Governor Carney Discusses Impact of Recent International Developments
The world is grappling with dramatic events that have seized up markets, sparked a massive flight to quality and caused some great names in the world of finance to succumb, Bank of Canada Governor Mark Carney said today. But, he argues, the turmoil may be cathartic in restructuring markets, prompting decisive policy responses and speeding the reordering of the financial system to make the world more stable. He concludes that Canada's financial system is well positioned to weather this financial storm because it has been prudent and soundly capitalized.
In a speech to the Canadian Club of Montreal, Governor Carney outlined how the upheaval in global financial markets and the slowdown in the U.S. economy have been important international factors affecting the Canadian economy. High global commodity prices have benefited the Canadian economy, Governor Carney said, noting that continued volatility in commodity prices can be expected.
Governor Carney said that global markets are now at a critical juncture. Many foreign financial institutions need to raise capital, but their ability to do so has been reduced. "In this environment, the U.S. government's initiative to buy distressed assets is critically important. The plan announced by Treasury Secretary Paulson and being developed through discussions in the U.S. Congress is bold and timely," he said. Outside Canada, he reflected, it may be necessary for other countries to follow suit with public capital to complete the necessary deleveraging process.
The Governor stressed that Canadian financial institutions "are in considerably better shape than their international peers," which has allowed credit growth to remain strong in Canada.

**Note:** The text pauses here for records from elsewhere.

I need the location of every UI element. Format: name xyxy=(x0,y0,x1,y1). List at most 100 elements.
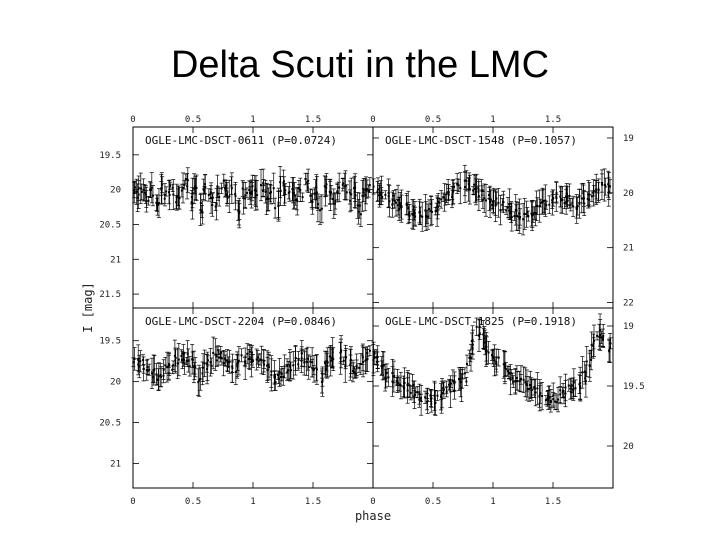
point-marker xyxy=(194,366,197,369)
point-marker xyxy=(561,391,564,394)
y-tick-label: 20 xyxy=(110,186,121,196)
data-point xyxy=(375,181,380,202)
point-marker xyxy=(204,186,207,189)
point-marker xyxy=(442,388,445,391)
data-point xyxy=(412,200,417,226)
point-marker xyxy=(559,389,562,392)
point-marker xyxy=(264,190,267,193)
point-marker xyxy=(457,184,460,187)
data-point xyxy=(221,350,226,377)
point-marker xyxy=(582,192,585,195)
point-marker xyxy=(266,368,269,371)
point-marker xyxy=(344,184,347,187)
data-point xyxy=(524,200,529,228)
point-marker xyxy=(354,372,357,375)
x-tick-label: 0 xyxy=(130,115,135,125)
point-marker xyxy=(427,215,430,218)
point-marker xyxy=(600,183,603,186)
point-marker xyxy=(443,196,446,199)
point-marker xyxy=(222,179,225,182)
point-marker xyxy=(400,206,403,209)
data-point xyxy=(193,178,198,195)
data-point xyxy=(190,344,195,375)
point-marker xyxy=(220,357,223,360)
point-marker xyxy=(329,191,332,194)
point-marker xyxy=(183,362,186,365)
point-marker xyxy=(460,386,463,389)
point-marker xyxy=(273,376,276,379)
y-tick-label: 21.5 xyxy=(99,290,121,300)
point-marker xyxy=(316,206,319,209)
data-point xyxy=(253,175,258,207)
point-marker xyxy=(414,391,417,394)
point-marker xyxy=(145,369,148,372)
point-marker xyxy=(368,349,371,352)
point-marker xyxy=(323,185,326,188)
point-marker xyxy=(453,389,456,392)
data-point xyxy=(159,366,164,388)
point-marker xyxy=(135,190,138,193)
data-point xyxy=(436,192,441,211)
data-point xyxy=(371,178,376,195)
point-marker xyxy=(206,365,209,368)
data-point xyxy=(138,172,143,205)
point-marker xyxy=(411,212,414,215)
data-point xyxy=(197,364,202,397)
point-marker xyxy=(514,380,517,383)
point-marker xyxy=(408,384,411,387)
point-marker xyxy=(406,389,409,392)
data-point xyxy=(293,346,298,376)
data-point xyxy=(580,356,585,389)
data-point xyxy=(594,180,599,200)
point-marker xyxy=(234,195,237,198)
point-marker xyxy=(168,193,171,196)
data-point xyxy=(339,338,344,363)
point-marker xyxy=(250,351,253,354)
data-point xyxy=(595,331,600,341)
point-marker xyxy=(497,201,500,204)
point-marker xyxy=(309,194,312,197)
point-marker xyxy=(306,181,309,184)
point-marker xyxy=(277,205,280,208)
data-point xyxy=(324,178,329,197)
data-point xyxy=(469,332,474,350)
point-marker xyxy=(590,358,593,361)
point-marker xyxy=(248,350,251,353)
data-point xyxy=(464,354,469,374)
data-point xyxy=(482,183,487,213)
data-point xyxy=(237,197,242,229)
point-marker xyxy=(468,188,471,191)
y-tick-label: 22 xyxy=(623,299,634,309)
data-point xyxy=(298,177,303,202)
point-marker xyxy=(519,378,522,381)
data-point xyxy=(543,395,548,406)
point-marker xyxy=(216,185,219,188)
point-marker xyxy=(150,186,153,189)
data-point xyxy=(546,385,551,405)
point-marker xyxy=(320,207,323,210)
data-point xyxy=(477,318,482,335)
point-marker xyxy=(185,360,188,363)
point-marker xyxy=(555,191,558,194)
data-point xyxy=(380,351,385,381)
point-marker xyxy=(155,201,158,204)
data-point xyxy=(558,376,563,405)
point-marker xyxy=(199,202,202,205)
point-marker xyxy=(481,198,484,201)
point-marker xyxy=(353,371,356,374)
point-marker xyxy=(139,360,142,363)
point-marker xyxy=(524,381,527,384)
data-point xyxy=(331,347,336,372)
data-point xyxy=(328,180,333,205)
point-marker xyxy=(164,364,167,367)
point-marker xyxy=(571,201,574,204)
point-marker xyxy=(456,182,459,185)
point-marker xyxy=(590,195,593,198)
data-point xyxy=(268,183,273,203)
point-marker xyxy=(434,401,437,404)
point-marker xyxy=(418,398,421,401)
point-marker xyxy=(138,365,141,368)
data-point xyxy=(435,390,440,401)
point-marker xyxy=(137,358,140,361)
y-tick-label: 19 xyxy=(623,322,634,332)
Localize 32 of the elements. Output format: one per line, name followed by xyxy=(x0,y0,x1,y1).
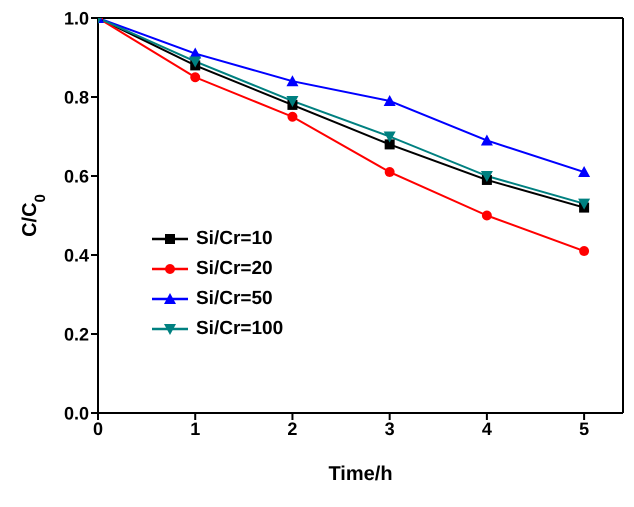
x-tick-label: 3 xyxy=(384,418,395,439)
y-tick-label: 1.0 xyxy=(64,8,89,28)
legend-label: Si/Cr=100 xyxy=(196,317,284,341)
y-tick-label: 0.6 xyxy=(64,166,89,186)
legend-label: Si/Cr=10 xyxy=(196,227,273,251)
y-tick-label: 0.0 xyxy=(64,403,89,424)
point xyxy=(190,72,200,82)
legend-label: Si/Cr=50 xyxy=(196,287,273,311)
point xyxy=(578,166,590,178)
point xyxy=(384,94,396,106)
point xyxy=(482,210,492,220)
x-tick-label: 5 xyxy=(579,418,590,439)
point xyxy=(286,96,298,107)
point xyxy=(384,167,395,178)
legend-label: Si/Cr=20 xyxy=(196,257,273,281)
point xyxy=(384,132,396,142)
y-tick-label: 0.2 xyxy=(64,324,89,344)
point xyxy=(189,56,202,68)
x-tick-label: 2 xyxy=(287,418,298,439)
point xyxy=(480,171,493,182)
y-tick-label: 0.8 xyxy=(64,87,89,108)
x-tick-label: 1 xyxy=(190,418,200,439)
point xyxy=(480,134,493,146)
point xyxy=(579,246,590,256)
x-tick-label: 4 xyxy=(482,418,492,439)
x-tick-label: 0 xyxy=(92,418,104,439)
x-axis-title: Time/h xyxy=(328,463,393,485)
point xyxy=(287,112,298,122)
point xyxy=(578,198,590,210)
y-tick-label: 0.4 xyxy=(64,245,89,266)
point xyxy=(384,139,395,150)
point xyxy=(286,75,298,86)
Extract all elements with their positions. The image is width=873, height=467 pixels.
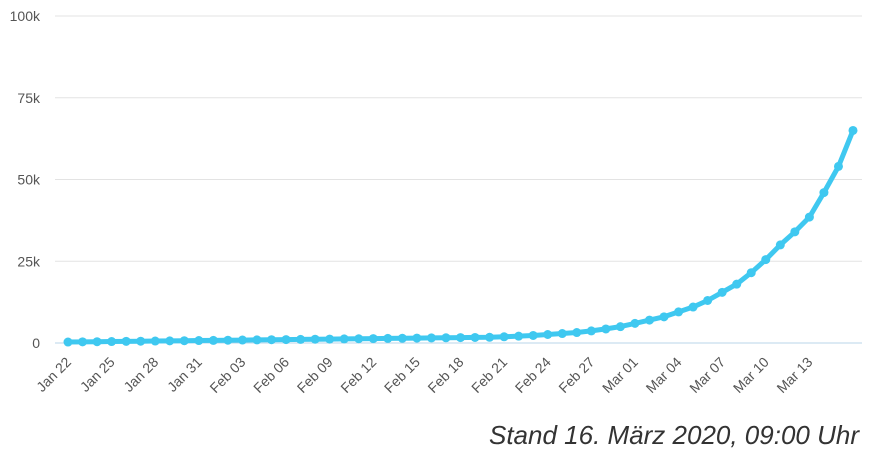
data-point <box>586 326 596 336</box>
x-tick-label: Mar 13 <box>773 354 815 396</box>
data-point <box>165 336 175 346</box>
data-point <box>833 161 843 171</box>
data-point <box>848 125 858 135</box>
x-tick-label: Mar 07 <box>686 354 728 396</box>
x-tick-label: Jan 25 <box>77 354 118 395</box>
data-point <box>150 336 160 346</box>
data-point <box>237 335 247 345</box>
data-point <box>208 335 218 345</box>
x-tick-label: Feb 03 <box>206 354 248 396</box>
data-point <box>543 329 553 339</box>
data-point <box>441 333 451 343</box>
x-tick-label: Jan 31 <box>164 354 205 395</box>
data-point <box>121 336 131 346</box>
data-point <box>514 331 524 341</box>
data-point <box>136 336 146 346</box>
data-point <box>572 328 582 338</box>
data-point <box>194 336 204 346</box>
data-point <box>78 337 88 347</box>
data-point <box>717 287 727 297</box>
data-point <box>339 334 349 344</box>
data-point <box>383 333 393 343</box>
data-point <box>615 322 625 332</box>
x-tick-label: Mar 01 <box>599 354 641 396</box>
data-point <box>688 302 698 312</box>
x-tick-label: Mar 10 <box>730 354 772 396</box>
data-point <box>601 324 611 334</box>
data-point <box>499 332 509 342</box>
date-footnote: Stand 16. März 2020, 09:00 Uhr <box>488 420 859 450</box>
x-tick-label: Feb 12 <box>337 354 379 396</box>
data-point <box>426 333 436 343</box>
data-point <box>485 332 495 342</box>
x-tick-label: Mar 04 <box>643 354 685 396</box>
y-tick-label: 100k <box>10 8 41 24</box>
data-point <box>354 334 364 344</box>
x-tick-label: Feb 27 <box>555 354 597 396</box>
y-tick-label: 50k <box>17 172 41 188</box>
y-tick-label: 25k <box>17 253 41 269</box>
data-point <box>63 337 73 347</box>
data-point <box>267 335 277 345</box>
data-point <box>368 334 378 344</box>
data-point <box>804 212 814 222</box>
data-point <box>761 255 771 265</box>
data-point <box>528 330 538 340</box>
data-point <box>775 240 785 250</box>
data-point <box>703 295 713 305</box>
data-point <box>179 336 189 346</box>
x-tick-label: Jan 28 <box>120 354 161 395</box>
y-tick-label: 0 <box>32 335 40 351</box>
data-point <box>732 279 742 289</box>
data-point <box>107 337 117 347</box>
data-point <box>470 332 480 342</box>
x-tick-label: Feb 21 <box>468 354 510 396</box>
data-point <box>252 335 262 345</box>
series-line <box>65 127 856 345</box>
data-point <box>674 307 684 317</box>
data-point <box>325 334 335 344</box>
y-tick-label: 75k <box>17 90 41 106</box>
x-tick-label: Feb 09 <box>294 354 336 396</box>
data-point <box>456 333 465 343</box>
data-point <box>790 227 800 237</box>
data-point <box>397 333 407 343</box>
x-tick-label: Jan 22 <box>33 354 74 395</box>
data-point <box>223 335 233 345</box>
x-tick-label: Feb 24 <box>512 354 554 396</box>
data-point <box>296 334 306 344</box>
x-tick-label: Feb 18 <box>424 354 466 396</box>
data-point <box>412 333 422 343</box>
x-tick-label: Feb 06 <box>250 354 292 396</box>
data-point <box>557 329 567 339</box>
data-point <box>644 315 654 325</box>
data-point <box>281 335 291 345</box>
data-point <box>746 268 756 278</box>
data-point <box>819 188 829 198</box>
x-tick-label: Feb 15 <box>381 354 423 396</box>
data-point <box>659 312 669 322</box>
data-point <box>310 334 320 344</box>
data-point <box>630 318 640 328</box>
data-point <box>92 337 102 347</box>
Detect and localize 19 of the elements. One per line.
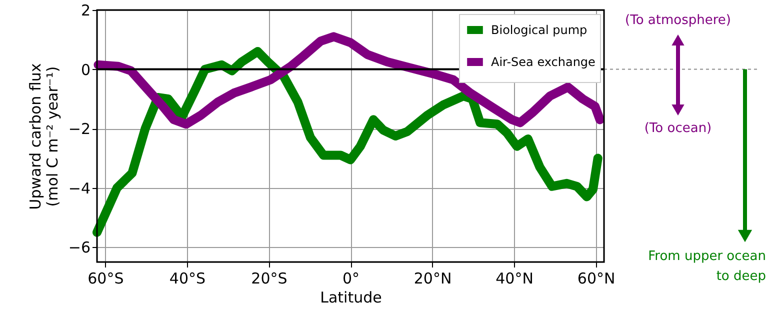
legend-label: Biological pump: [491, 23, 588, 37]
x-tick-label: 0°: [342, 270, 360, 288]
text: From upper ocean to deep: [648, 249, 766, 284]
x-tick-label: 40°S: [169, 270, 206, 288]
text: (To ocean): [644, 121, 712, 136]
x-tick-label: 20°S: [251, 270, 288, 288]
x-tick-label: 20°N: [414, 270, 452, 288]
y-axis-title: Upward carbon flux (mol C m⁻² year⁻¹): [26, 63, 62, 210]
y-tick-label: 2: [80, 2, 90, 20]
y-tick-label: −4: [68, 179, 90, 198]
y-tick-label: −6: [68, 238, 90, 257]
x-tick-label: 60°N: [577, 270, 616, 288]
y-tick-label: 0: [80, 60, 90, 79]
legend-label: Air-Sea exchange: [491, 55, 596, 69]
x-tick-label: 40°N: [496, 270, 534, 288]
y-tick-label: −2: [68, 120, 90, 138]
text: (To atmosphere): [625, 13, 731, 28]
x-tick-label: 60°S: [88, 270, 124, 288]
x-axis-title: Latitude: [320, 288, 382, 306]
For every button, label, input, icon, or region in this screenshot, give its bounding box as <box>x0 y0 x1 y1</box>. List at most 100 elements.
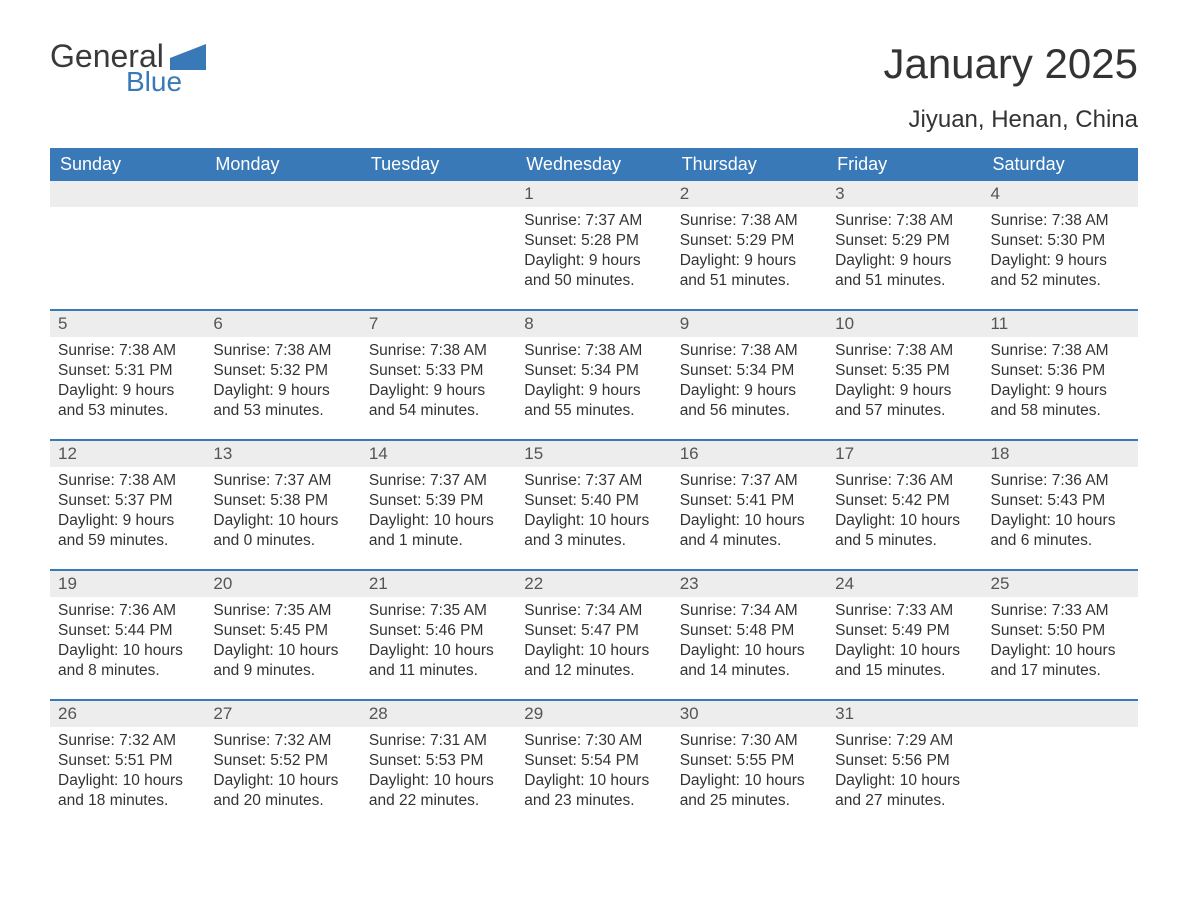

He also detailed the actions taken by the Bank of Canada to ease strains in Canadian financial markets and saluted international efforts, stressing that the G-7 "is ready to take whatever actions may be necessary, individually and collectively, to ensure the stability of the international financial system."
Governor Carney noted that the nature of the slowdown in the U.S. economy – with weakness in the housing and auto sectors – poses particular problems for Canadian exports. In addition, with credit conditions tightening, "a fall in U.S. domestic demand seems likely," he said. The recent further weakness in the U.S. financial sector has made the risk that the U.S. economic recovery will be delayed more probable.
In conclusion, Governor Carney cautioned that while international events will have an important influence on our economy, "they must be considered in tandem with domestic factors, including the strength of domestic demand, the evolution of potential growth and the health of our financial system." The Governor added that the Bank of Canada will continue to monitor economic and financial developments carefully and "will continue to set monetary policy consistent with achieving the 2 per cent inflation target over the medium term."